Nous écrivions le 2 septembre 2017 sur ce blog biosphere, « Croissance exponentielle, ennuis imminents à prévoir »

5 réflexions sur “Covid-19, le vertige des exponentielles”

  1. La grippe revient chaque année, donc au moins 30 à 40 % de la population a une certaine immunité. Et il existe un vaccin. Il est certes peu utilisé, mais les personnes âgées et une partie des soignants sont vaccinés. Pour les patients fragiles, avec des pathologies préexistantes, le virus est un tueur indirect : c’est la goutte d’eau qui fait déborder le vase. Le Covid-19 est beaucoup plus violent, avec une dégradation rapide de l’état de santé des patients. Les durées d’hospitalisation en réanimation sont aussi beaucoup plus longues, en moyenne deux semaines… En l’absence de vaccin, nous estimons que le Covid-19 pourrait à terme faire plusieurs centaines de milliers de morts…
    Pascal Crépey est enseignant-chercheur en épidémiologie et biostatistiques

  2. La courbe de Gauss est d’une autre nature qu’une exponentielle dont l’axe des abscisses est le temps, La courbe de Gauss décrit une répartition symétrique d’une population par rapport à la moyenne de l’une de ces caractéristique., même si dans certains cas, les pentes d’un côté et de l’autre peuvent ressembler à des exponentielles. la courbe de Gauss présente une symétrie ce qui n’est pas forcément le cas d’une évolution temporelle
    les exponentielles dont nous parlons relèvent d’autre chose, elle décrivent une évolution (parce que le temps est en abscisse justement).
    Cela dit oui, il n’y a que dans le monde des mathématiques pures que les exponentielles se poursuivent. Dans le monde réel la finitude de la matérialité les interrompt inévitablement

    1. Vous avez raison Didier Barthès, les mathématiques ne se contentent pas d’approximations, alors soyons puristes 😉
      Dans mon exemple j’aurais dû en effet éviter de parler de Gauss, j’aurais dû en rester à la cloche. Tout le monde sait que le déroulement d’une épidémie se traduit généralement par une courbe en cloche.

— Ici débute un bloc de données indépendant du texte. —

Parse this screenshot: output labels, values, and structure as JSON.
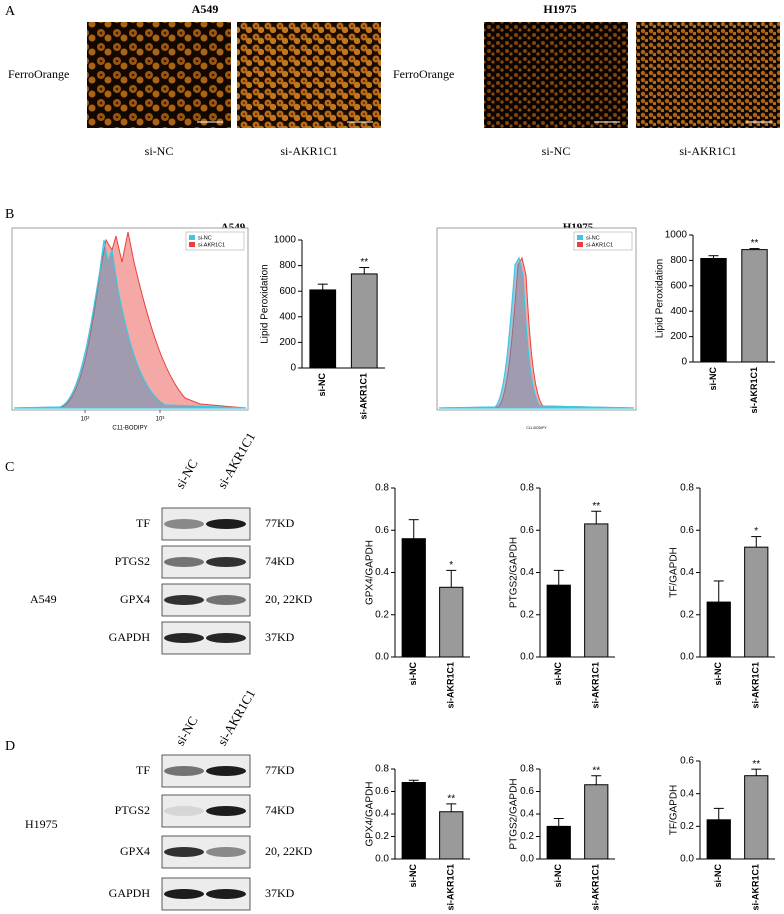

Olivier Véran lui-même nous l’a très bien expliqué récemment. L’axe des ordonnées représente le nombre des malades et l’axe des abscisses le temps, justement. Dans ce genre de représentation, la cloche n’a évidemment pas besoin d’être parfaitement symétrique. Ceci dit vous avez parfaitement raison de dire qu’il n’y a que dans le monde des mathématiques pures que les exponentielles se poursuivent … jusqu’à l’infini. Ah l’infini … il n’a pas fini de nous faire rêver celui-là ! 🙂

  3. Trois scénarios d’évolution de l’épidémie, avec des taux de transmission (R0) différents. Dans la version « optimiste », qui correspond au cas de figure où la population est confinée, chaque malade contamine une personne et demie. Dans le scénario « médian », ce nombre de transmissions passe à 2,25 et dans le scénario « pessimiste », il grimpe à trois. La France, avant que ne soient prises des mesures de « distanciation sociale », se situait certainement dans un entre-deux, avec 2,6, si l’on se base sur les études faites en Chine… En Ile-de-France, par exemple, nos calculs montrent que, dans le scénario « pessimiste », plus de 4 000 patients pourraient être hospitalisés simultanément en réanimation, pour une capacité d’un peu plus de 1 100 lits…

  4. – «On ne se méfie jamais assez des exponentielles.»
    Certes, et à tel point qu’on a peut-être tendance à les voir partout. Certes, les courbes exponentielles peuvent nous donner le vertige, seulement les courbes de Gauss (en cloches) nous ramènent toujours sur Terre. Pour ne prendre que ce coronavirus en exemple, si l’épidémie se propage actuellement en Europe selon une exponentielle, ce n’est heureusement plus le cas en Chine.